La sentenza ha pure aggiunto che la Telecom, per svolgere una valida eccezione, avrebbe dovuto provare (e non lo ha fatto) che il successivo accordo (limitatosi a ridisciplinare il canone e la scadenza del contratto) avesse avuto portata novativa rispetto all’originario contratto. Affermazione, questa, per un verso adeguata alla consolidata giurisprudenza secondo cui siffatta nuova disciplina del rapporto non è di per sè sintomatica dell’avvenuta stipula di un nuovo contratto e, per altro verso, contenente un accertamento di merito incensurabile in cassazione per le stesse ragioni suddette.

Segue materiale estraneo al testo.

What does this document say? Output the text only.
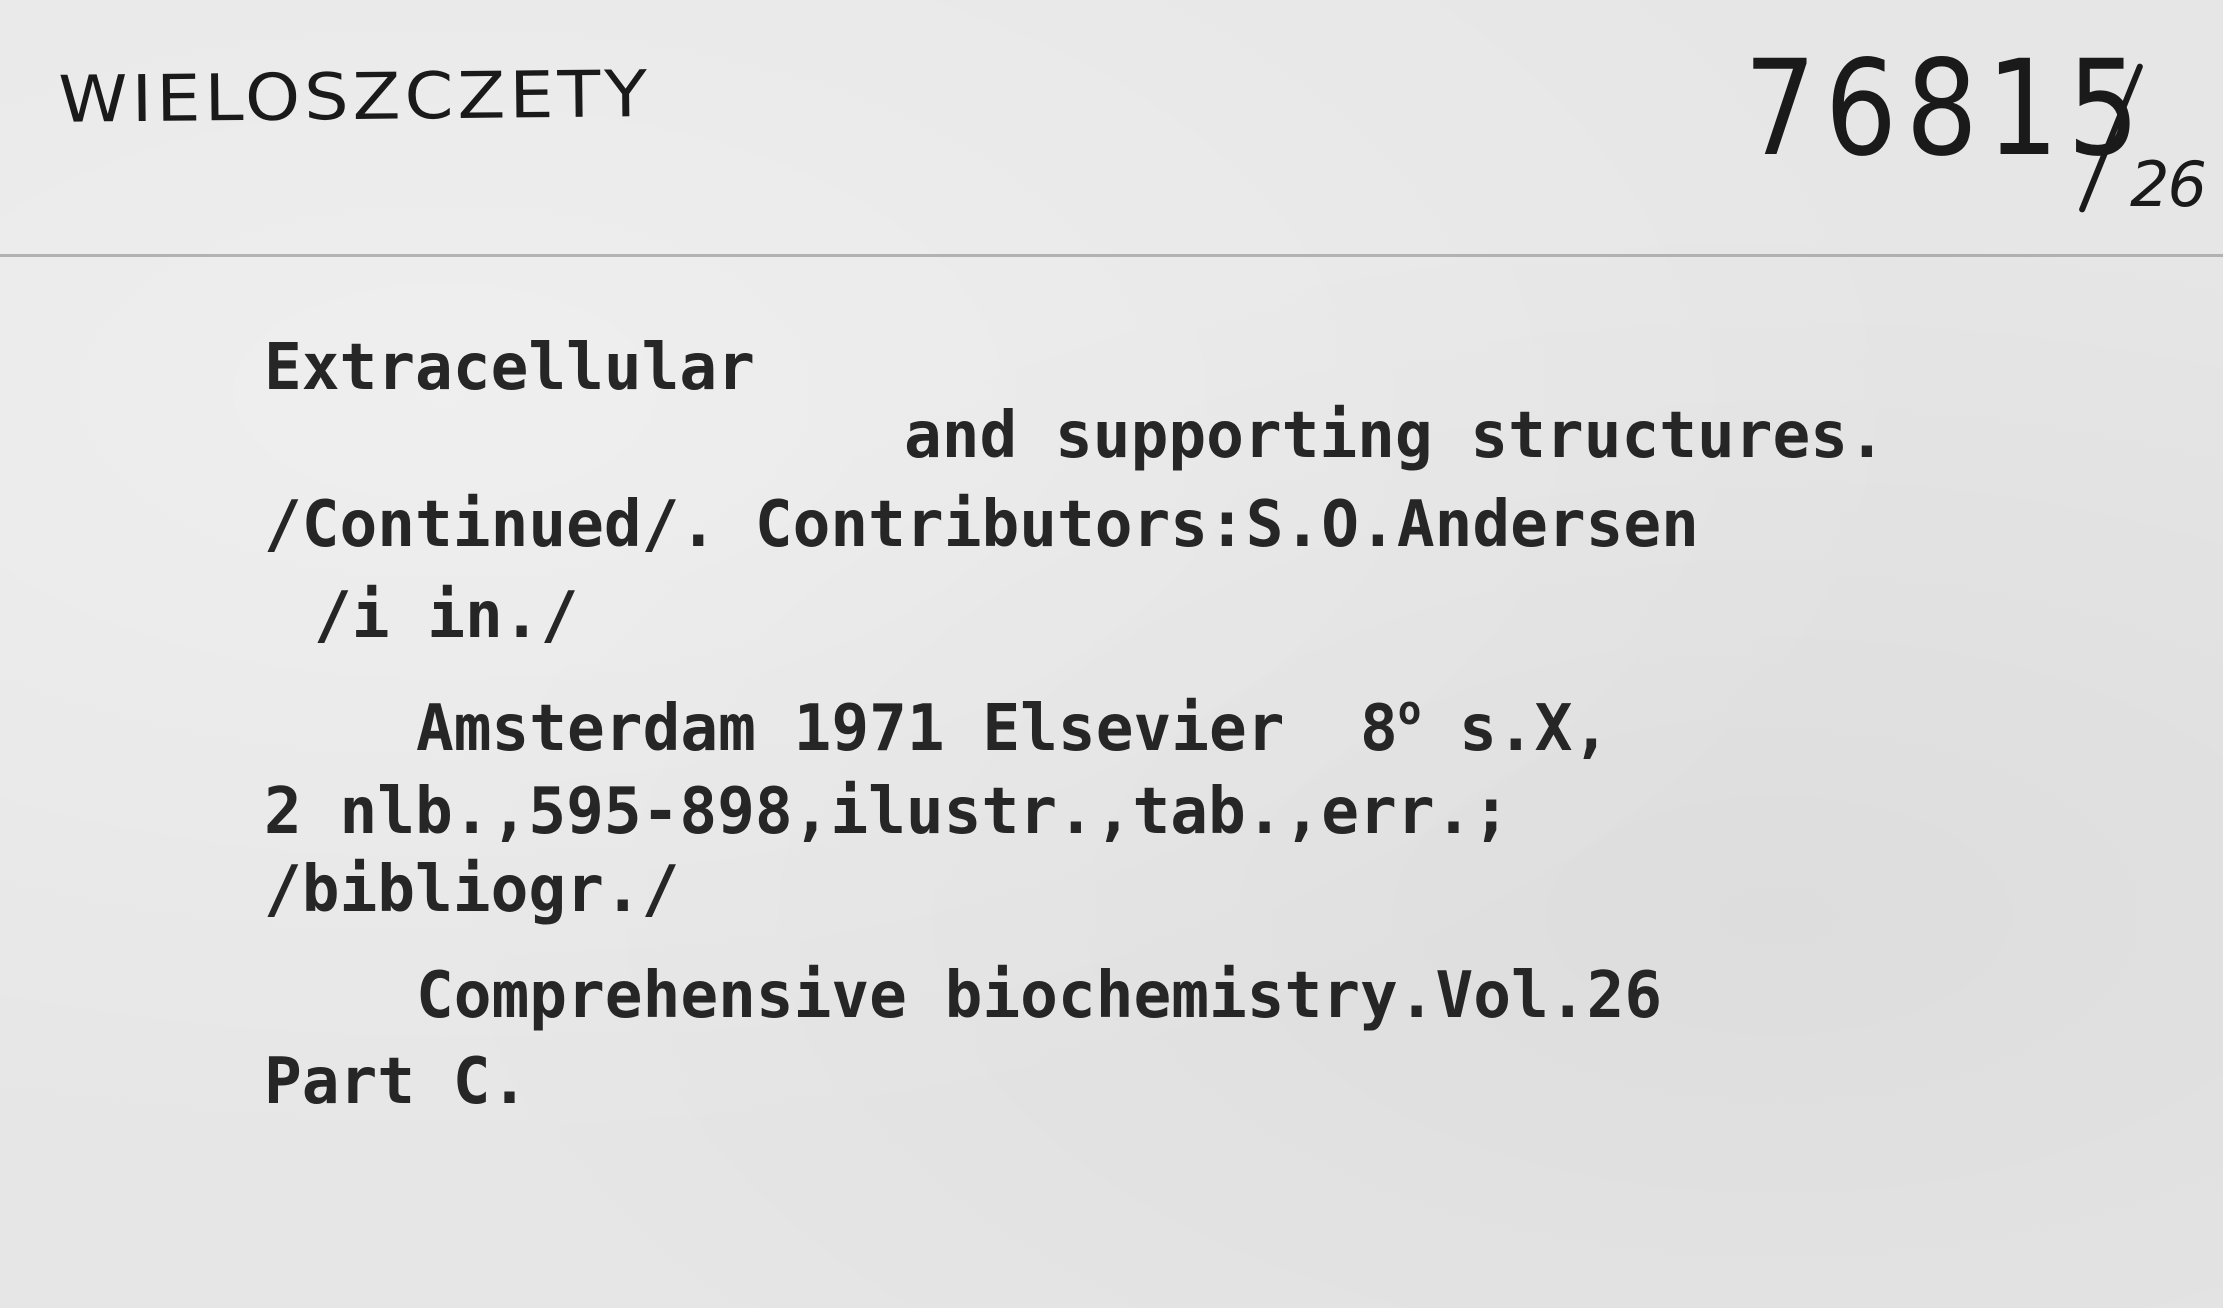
WIELOSZCZETY	76815
26
Extracellular
and supporting structures.
/Continued/. Contributors:S.O.Andersen
/i in./
Amsterdam 1971 Elsevier  8$^o$ s.X,
2 nlb.,595-898,ilustr.,tab.,err.;
/bibliogr./
Comprehensive biochemistry.Vol.26
Part C.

Su questa base la sentenza perviene al nucleo centrale della decisione, fondando su un principio giuridico consolidato nella giurisprudenza e che occorre qui ribadire. Il principio secondo cui in tema di locazione di immobili urbani ad uso diverso da quello di abitazione, i diritti vantati dal conduttore, una volta sorti, sono disponibili e possono essere oggetto di rinunzia, con o senza corrispettivo, a favore del locatore come di un terzo, non ostandovi la tutela di cui alla L. 27 luglio 1978, n. 392, art. 79, che è volta ad impedire che i diritti vantati dal conduttore siano oggetto di un’elusione di tipo preventivo (tra le tante, cfr. Cass. n. 675/05 – n. 21520/04).

In quest’ordine di idee, il provvedimento impugnato chiarisce che il cd. accordo di ospitalità, siccome sopravvenuto rispetto all’originario contratto, non può incorrere nella nullità sancita dalla menzionata disposizione normativa.

La sentenza, in conclusione, sfugge a censure riguardanti sia la legittimità, sia la motivazione ed il ricorso deve essere respinto, con condanna della Telecom a rivalere la controparte delle spese sopportate nel giudizio di cassazione.

P.Q.M.

La Corte rigetta il ricorso e condanna la ricorrente al pagamento delle spese del giudizio di cassazione, che liquida in complessivi Euro 3200,00, di cui Euro 200,00 per spese, oltre spese generali ed accessori di legge.

Testo non ufficiale. La sola stampa del bollettino ufficiale ha carattere legale.